Exclusive research by The Mail on Sunday, published today, shows that 13 society chief executives received double-digit increases or more in their 2021 remuneration.

The biggest award by far was granted to David Cutter, longstanding boss of Skipton, who saw his overall financial package for 2021 leap by nearly 103 per cent to £1,309,000.

Six other society chief executives received six-figure bonuses last year. These include the bosses of societies much larger than Skipton (Coventry and Yorkshire) as well as those a fraction of its size.

For example, Mark Bogard, who received a £115,000 annual bonus, is in charge of The Family Building Society which is a tenth of the size of Skipton and operates just one branch in Epsom, Surrey.

These profits are made from the difference in interest charged on borrowers' loans and the interest paid to savers. The Bank of England base rate has risen from 0.1 per cent in November to 0.75 per cent today. The MoS's Give Savers A Rate Rise campaign calls for all banks and building societies to give savers a better deal.

All members – savers and borrowers – of building societies can register their disquiet over excess boardroom pay.

They can do this by voting against the directors' remuneration report ahead of the annual general meeting – or at the meeting if they are willing to travel to it.

For societies with end of December year ends, most will hold their AGMs later this month. For example, Skipton's meeting will take place on April 25 while Coventry, the country's second largest society, will hold its AGM three days later at the Coventry Building Society Arena.

Members of most building societies can vote ahead of the AGM – by post, online or via a branch. For Skipton, the voting deadline is April 20 – Coventry's is April 25.

Although voting against the directors' remuneration sends a disapproving signal to the board, it is no more than that. The vote is nonbinding which means the board does not have to act on it.

Organisations such as the Building Societies Members Association have long argued for the remuneration to be subject to an annual binding vote.

It also believes that any bonuses paid to directors should be based on improved benefits for members (higher savings rates, for example), not on making bigger profits.

Although members often speak out against executive pay at the AGMs, only a minority vote against the remuneration report.
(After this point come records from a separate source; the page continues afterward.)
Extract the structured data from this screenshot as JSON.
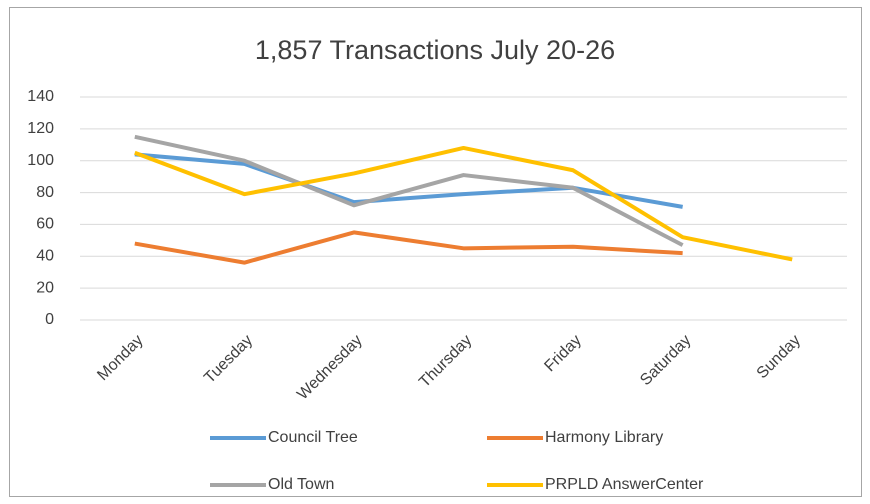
{
  "chart_data": {
    "type": "line",
    "title": "1,857 Transactions July 20-26",
    "categories": [
      "Monday",
      "Tuesday",
      "Wednesday",
      "Thursday",
      "Friday",
      "Saturday",
      "Sunday"
    ],
    "series": [
      {
        "name": "Council Tree",
        "color": "#5b9bd5",
        "values": [
          104,
          98,
          74,
          79,
          83,
          71,
          null
        ]
      },
      {
        "name": "Harmony Library",
        "color": "#ed7d31",
        "values": [
          48,
          36,
          55,
          45,
          46,
          42,
          null
        ]
      },
      {
        "name": "Old Town",
        "color": "#a5a5a5",
        "values": [
          115,
          100,
          72,
          91,
          83,
          47,
          null
        ]
      },
      {
        "name": "PRPLD AnswerCenter",
        "color": "#ffc000",
        "values": [
          105,
          79,
          92,
          108,
          94,
          52,
          38
        ]
      }
    ],
    "ylim": [
      0,
      140
    ],
    "yticks": [
      0,
      20,
      40,
      60,
      80,
      100,
      120,
      140
    ],
    "grid": true,
    "legend": "bottom"
  }
}
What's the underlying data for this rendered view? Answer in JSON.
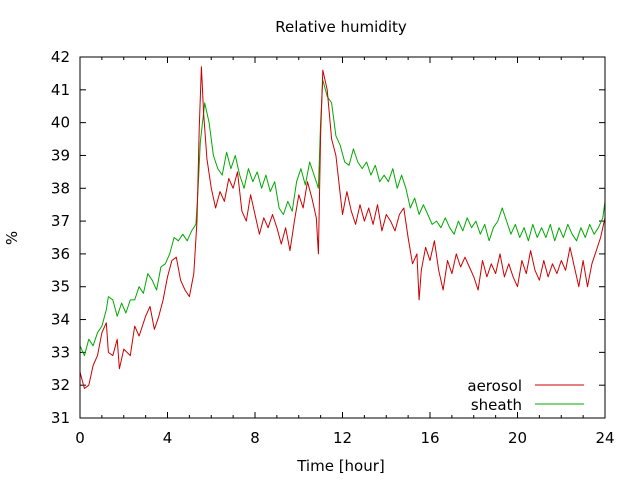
{
  "chart_data": {
    "type": "line",
    "title": "Relative humidity",
    "xlabel": "Time [hour]",
    "ylabel": "%",
    "xlim": [
      0,
      24
    ],
    "ylim": [
      31,
      42
    ],
    "xticks": [
      0,
      4,
      8,
      12,
      16,
      20,
      24
    ],
    "yticks": [
      31,
      32,
      33,
      34,
      35,
      36,
      37,
      38,
      39,
      40,
      41,
      42
    ],
    "grid": false,
    "legend_position": "bottom-right",
    "series": [
      {
        "name": "aerosol",
        "color": "#cc0000",
        "points": [
          [
            0.0,
            32.4
          ],
          [
            0.2,
            31.9
          ],
          [
            0.4,
            32.0
          ],
          [
            0.6,
            32.6
          ],
          [
            0.8,
            32.9
          ],
          [
            1.0,
            33.6
          ],
          [
            1.2,
            33.9
          ],
          [
            1.3,
            33.0
          ],
          [
            1.5,
            32.9
          ],
          [
            1.7,
            33.4
          ],
          [
            1.8,
            32.5
          ],
          [
            2.0,
            33.1
          ],
          [
            2.3,
            32.9
          ],
          [
            2.5,
            33.8
          ],
          [
            2.7,
            33.5
          ],
          [
            3.0,
            34.1
          ],
          [
            3.2,
            34.4
          ],
          [
            3.4,
            33.7
          ],
          [
            3.6,
            34.1
          ],
          [
            3.8,
            34.6
          ],
          [
            4.0,
            35.3
          ],
          [
            4.2,
            35.8
          ],
          [
            4.4,
            35.9
          ],
          [
            4.6,
            35.2
          ],
          [
            4.8,
            34.9
          ],
          [
            5.0,
            34.7
          ],
          [
            5.2,
            35.4
          ],
          [
            5.35,
            37.0
          ],
          [
            5.45,
            39.8
          ],
          [
            5.55,
            41.7
          ],
          [
            5.65,
            40.3
          ],
          [
            5.8,
            38.9
          ],
          [
            6.0,
            38.0
          ],
          [
            6.2,
            37.4
          ],
          [
            6.4,
            37.9
          ],
          [
            6.6,
            37.6
          ],
          [
            6.8,
            38.3
          ],
          [
            7.0,
            38.0
          ],
          [
            7.2,
            38.5
          ],
          [
            7.4,
            37.3
          ],
          [
            7.6,
            37.0
          ],
          [
            7.8,
            37.8
          ],
          [
            8.0,
            37.2
          ],
          [
            8.2,
            36.6
          ],
          [
            8.4,
            37.1
          ],
          [
            8.6,
            36.8
          ],
          [
            8.8,
            37.2
          ],
          [
            9.0,
            36.8
          ],
          [
            9.2,
            36.3
          ],
          [
            9.4,
            36.8
          ],
          [
            9.6,
            36.1
          ],
          [
            9.8,
            37.0
          ],
          [
            10.0,
            37.8
          ],
          [
            10.2,
            37.4
          ],
          [
            10.4,
            38.2
          ],
          [
            10.6,
            37.7
          ],
          [
            10.8,
            37.1
          ],
          [
            10.9,
            36.0
          ],
          [
            11.0,
            39.6
          ],
          [
            11.1,
            41.6
          ],
          [
            11.3,
            41.0
          ],
          [
            11.5,
            39.5
          ],
          [
            11.7,
            39.0
          ],
          [
            11.9,
            37.8
          ],
          [
            12.0,
            37.2
          ],
          [
            12.2,
            37.9
          ],
          [
            12.4,
            37.3
          ],
          [
            12.6,
            36.9
          ],
          [
            12.8,
            37.5
          ],
          [
            13.0,
            37.0
          ],
          [
            13.2,
            37.4
          ],
          [
            13.4,
            36.9
          ],
          [
            13.6,
            37.5
          ],
          [
            13.8,
            36.7
          ],
          [
            14.0,
            37.2
          ],
          [
            14.2,
            37.0
          ],
          [
            14.4,
            36.7
          ],
          [
            14.6,
            37.2
          ],
          [
            14.8,
            37.4
          ],
          [
            15.0,
            36.5
          ],
          [
            15.2,
            35.7
          ],
          [
            15.4,
            36.0
          ],
          [
            15.5,
            34.6
          ],
          [
            15.6,
            35.5
          ],
          [
            15.8,
            36.2
          ],
          [
            16.0,
            35.8
          ],
          [
            16.2,
            36.4
          ],
          [
            16.4,
            35.5
          ],
          [
            16.6,
            34.9
          ],
          [
            16.8,
            35.8
          ],
          [
            17.0,
            35.4
          ],
          [
            17.2,
            36.0
          ],
          [
            17.4,
            35.6
          ],
          [
            17.6,
            35.9
          ],
          [
            17.8,
            35.6
          ],
          [
            18.0,
            35.3
          ],
          [
            18.2,
            34.9
          ],
          [
            18.4,
            35.8
          ],
          [
            18.6,
            35.3
          ],
          [
            18.8,
            35.7
          ],
          [
            19.0,
            35.4
          ],
          [
            19.2,
            36.0
          ],
          [
            19.4,
            35.3
          ],
          [
            19.6,
            35.7
          ],
          [
            19.8,
            35.3
          ],
          [
            20.0,
            35.0
          ],
          [
            20.2,
            35.8
          ],
          [
            20.4,
            35.4
          ],
          [
            20.6,
            36.1
          ],
          [
            20.8,
            35.5
          ],
          [
            21.0,
            35.2
          ],
          [
            21.2,
            35.8
          ],
          [
            21.4,
            35.3
          ],
          [
            21.6,
            35.7
          ],
          [
            21.8,
            35.4
          ],
          [
            22.0,
            35.8
          ],
          [
            22.2,
            35.5
          ],
          [
            22.4,
            36.2
          ],
          [
            22.6,
            35.6
          ],
          [
            22.8,
            35.0
          ],
          [
            23.0,
            35.8
          ],
          [
            23.2,
            35.0
          ],
          [
            23.4,
            35.7
          ],
          [
            23.6,
            36.1
          ],
          [
            23.8,
            36.5
          ],
          [
            24.0,
            37.1
          ]
        ]
      },
      {
        "name": "sheath",
        "color": "#00aa00",
        "points": [
          [
            0.0,
            33.2
          ],
          [
            0.2,
            32.9
          ],
          [
            0.4,
            33.4
          ],
          [
            0.6,
            33.2
          ],
          [
            0.8,
            33.6
          ],
          [
            1.0,
            33.8
          ],
          [
            1.2,
            34.3
          ],
          [
            1.3,
            34.7
          ],
          [
            1.5,
            34.6
          ],
          [
            1.7,
            34.1
          ],
          [
            1.9,
            34.5
          ],
          [
            2.1,
            34.2
          ],
          [
            2.3,
            34.6
          ],
          [
            2.5,
            34.6
          ],
          [
            2.7,
            35.0
          ],
          [
            2.9,
            34.8
          ],
          [
            3.1,
            35.4
          ],
          [
            3.3,
            35.2
          ],
          [
            3.5,
            34.9
          ],
          [
            3.7,
            35.6
          ],
          [
            3.9,
            35.7
          ],
          [
            4.1,
            36.0
          ],
          [
            4.3,
            36.5
          ],
          [
            4.5,
            36.4
          ],
          [
            4.7,
            36.6
          ],
          [
            4.9,
            36.4
          ],
          [
            5.1,
            36.7
          ],
          [
            5.3,
            36.9
          ],
          [
            5.4,
            38.0
          ],
          [
            5.5,
            39.4
          ],
          [
            5.6,
            40.0
          ],
          [
            5.7,
            40.6
          ],
          [
            5.9,
            40.0
          ],
          [
            6.1,
            39.0
          ],
          [
            6.3,
            38.6
          ],
          [
            6.5,
            38.4
          ],
          [
            6.7,
            39.1
          ],
          [
            6.9,
            38.6
          ],
          [
            7.1,
            39.0
          ],
          [
            7.3,
            38.4
          ],
          [
            7.5,
            38.0
          ],
          [
            7.7,
            38.6
          ],
          [
            7.9,
            38.2
          ],
          [
            8.1,
            38.5
          ],
          [
            8.3,
            38.0
          ],
          [
            8.5,
            38.4
          ],
          [
            8.7,
            37.9
          ],
          [
            8.9,
            38.2
          ],
          [
            9.1,
            37.4
          ],
          [
            9.3,
            37.2
          ],
          [
            9.5,
            37.6
          ],
          [
            9.7,
            37.3
          ],
          [
            9.9,
            38.2
          ],
          [
            10.1,
            38.6
          ],
          [
            10.3,
            38.1
          ],
          [
            10.5,
            38.8
          ],
          [
            10.7,
            38.4
          ],
          [
            10.9,
            38.0
          ],
          [
            11.0,
            40.0
          ],
          [
            11.1,
            41.3
          ],
          [
            11.3,
            40.8
          ],
          [
            11.5,
            40.6
          ],
          [
            11.7,
            39.6
          ],
          [
            11.9,
            39.3
          ],
          [
            12.1,
            38.8
          ],
          [
            12.3,
            38.7
          ],
          [
            12.5,
            39.2
          ],
          [
            12.7,
            38.8
          ],
          [
            12.9,
            38.6
          ],
          [
            13.1,
            38.8
          ],
          [
            13.3,
            38.4
          ],
          [
            13.5,
            38.7
          ],
          [
            13.7,
            38.2
          ],
          [
            13.9,
            38.4
          ],
          [
            14.1,
            38.2
          ],
          [
            14.3,
            38.6
          ],
          [
            14.5,
            38.0
          ],
          [
            14.7,
            38.4
          ],
          [
            14.9,
            38.0
          ],
          [
            15.1,
            37.4
          ],
          [
            15.3,
            37.7
          ],
          [
            15.5,
            37.2
          ],
          [
            15.7,
            37.5
          ],
          [
            15.9,
            37.2
          ],
          [
            16.1,
            36.9
          ],
          [
            16.3,
            37.0
          ],
          [
            16.5,
            36.8
          ],
          [
            16.7,
            37.1
          ],
          [
            16.9,
            36.8
          ],
          [
            17.1,
            36.6
          ],
          [
            17.3,
            37.0
          ],
          [
            17.5,
            36.7
          ],
          [
            17.7,
            37.1
          ],
          [
            17.9,
            36.8
          ],
          [
            18.1,
            37.0
          ],
          [
            18.3,
            36.6
          ],
          [
            18.5,
            36.9
          ],
          [
            18.7,
            36.4
          ],
          [
            18.9,
            36.8
          ],
          [
            19.1,
            37.0
          ],
          [
            19.3,
            37.4
          ],
          [
            19.5,
            37.0
          ],
          [
            19.7,
            36.6
          ],
          [
            19.9,
            36.9
          ],
          [
            20.1,
            36.5
          ],
          [
            20.3,
            36.8
          ],
          [
            20.5,
            36.4
          ],
          [
            20.7,
            36.9
          ],
          [
            20.9,
            36.5
          ],
          [
            21.1,
            36.8
          ],
          [
            21.3,
            36.5
          ],
          [
            21.5,
            36.9
          ],
          [
            21.7,
            36.4
          ],
          [
            21.9,
            36.8
          ],
          [
            22.1,
            36.5
          ],
          [
            22.3,
            36.9
          ],
          [
            22.5,
            36.6
          ],
          [
            22.7,
            36.4
          ],
          [
            22.9,
            36.8
          ],
          [
            23.1,
            36.5
          ],
          [
            23.3,
            36.9
          ],
          [
            23.5,
            36.6
          ],
          [
            23.7,
            36.8
          ],
          [
            23.9,
            37.1
          ],
          [
            24.0,
            37.6
          ]
        ]
      }
    ]
  }
}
For example, at Coventry's AGM last year, only 8,326 voted against, compared to more than 96,000 who voted in favour. The respective figures for Skipton were 4,787 and 58,082.

This suggests widespread apathy, but it is not strictly true. Many customers use a so-called 'quick vote' when voting ahead of an AGM. This in effect hands over their vote to the society's chairman.

In the case of the remuneration report, it means a vote for it, not against it. The BSMA has long called for the quick vote to be 'banned', describing it as 'underhand'.